Tuning the BIOS is tedious because you have to reboot the computer, make one small tweak in the BIOS, boot Linux, and run the latency test (potentially for a long time) to see what effects your BIOS change had. Then repeat for all the other BIOS settings you want to try.

Because BIOSes are all different and non-standard, providing a detailed BIOS tuning guide is not practical. In general, some things to try tuning in the BIOS are:

Disable ACPI, APM, and any other power-saving features. This includes anything related to power saving, suspending, CPU sleep states, CPU frequency scaling, etc.
Disable CPU "turbo" mode.
Disable CPU hyperthreading.
Disable (or otherwise control) System Management Interrupt (SMI).
Disable any hardware you do not intend to use.

3.2. Tuning Preempt-RT for latency

The Preempt-RT kernel may benefit from tuning in order to provide the best latency for LinuxCNC. Tuning may be done via the kernel command line, sysctl, and via files in /proc and /sys.
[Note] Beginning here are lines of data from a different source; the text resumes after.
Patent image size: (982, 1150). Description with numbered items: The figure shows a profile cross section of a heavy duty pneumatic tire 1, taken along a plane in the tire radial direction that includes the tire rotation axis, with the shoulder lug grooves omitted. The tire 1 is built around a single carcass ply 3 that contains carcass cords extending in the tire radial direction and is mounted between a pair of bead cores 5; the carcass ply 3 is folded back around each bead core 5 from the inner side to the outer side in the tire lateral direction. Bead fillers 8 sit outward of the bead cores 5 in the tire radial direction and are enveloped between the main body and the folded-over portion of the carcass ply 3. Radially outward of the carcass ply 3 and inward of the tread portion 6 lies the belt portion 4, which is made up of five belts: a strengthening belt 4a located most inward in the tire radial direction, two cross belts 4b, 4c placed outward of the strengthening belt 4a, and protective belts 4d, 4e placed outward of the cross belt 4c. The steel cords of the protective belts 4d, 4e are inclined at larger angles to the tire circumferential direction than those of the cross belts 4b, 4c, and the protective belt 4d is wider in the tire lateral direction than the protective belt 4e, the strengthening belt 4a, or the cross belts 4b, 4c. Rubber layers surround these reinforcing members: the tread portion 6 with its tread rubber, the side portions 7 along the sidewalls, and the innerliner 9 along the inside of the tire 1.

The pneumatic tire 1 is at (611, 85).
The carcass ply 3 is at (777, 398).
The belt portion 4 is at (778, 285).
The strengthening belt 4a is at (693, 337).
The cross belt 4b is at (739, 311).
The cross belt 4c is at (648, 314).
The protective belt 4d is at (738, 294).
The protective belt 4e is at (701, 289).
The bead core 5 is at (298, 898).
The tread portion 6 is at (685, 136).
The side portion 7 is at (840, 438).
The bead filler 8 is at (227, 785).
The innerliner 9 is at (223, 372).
Some tuning parameters to look into:

Kernel command line

Details here: https://www.kernel.org/doc/Documentation/admin-guide/kernel-parameters.txt

isolcpus: Prevent most non-LinuxCNC processes from using these CPUs, leaving more CPU time available for LinuxCNC.
irqaffinity: Select which CPUs service interrupts, so that the CPUs reserved for LinuxCNC realtime don’t have to perform this task.
rcu_nocbs: Prevent RCU callbacks from running on these CPUs.
rcu_nocb_poll: Poll for RCU callbacks instead of using sleep/wake.
nohz_full: Disable clock tick on these CPUs.

Sysctl

Details here: https://www.kernel.org/doc/html/latest/scheduler/sched-rt-group.html

sysctl.kernel.sched_rt_runtime_us: Set to -1 to remove the limit on how much time realtime tasks may use.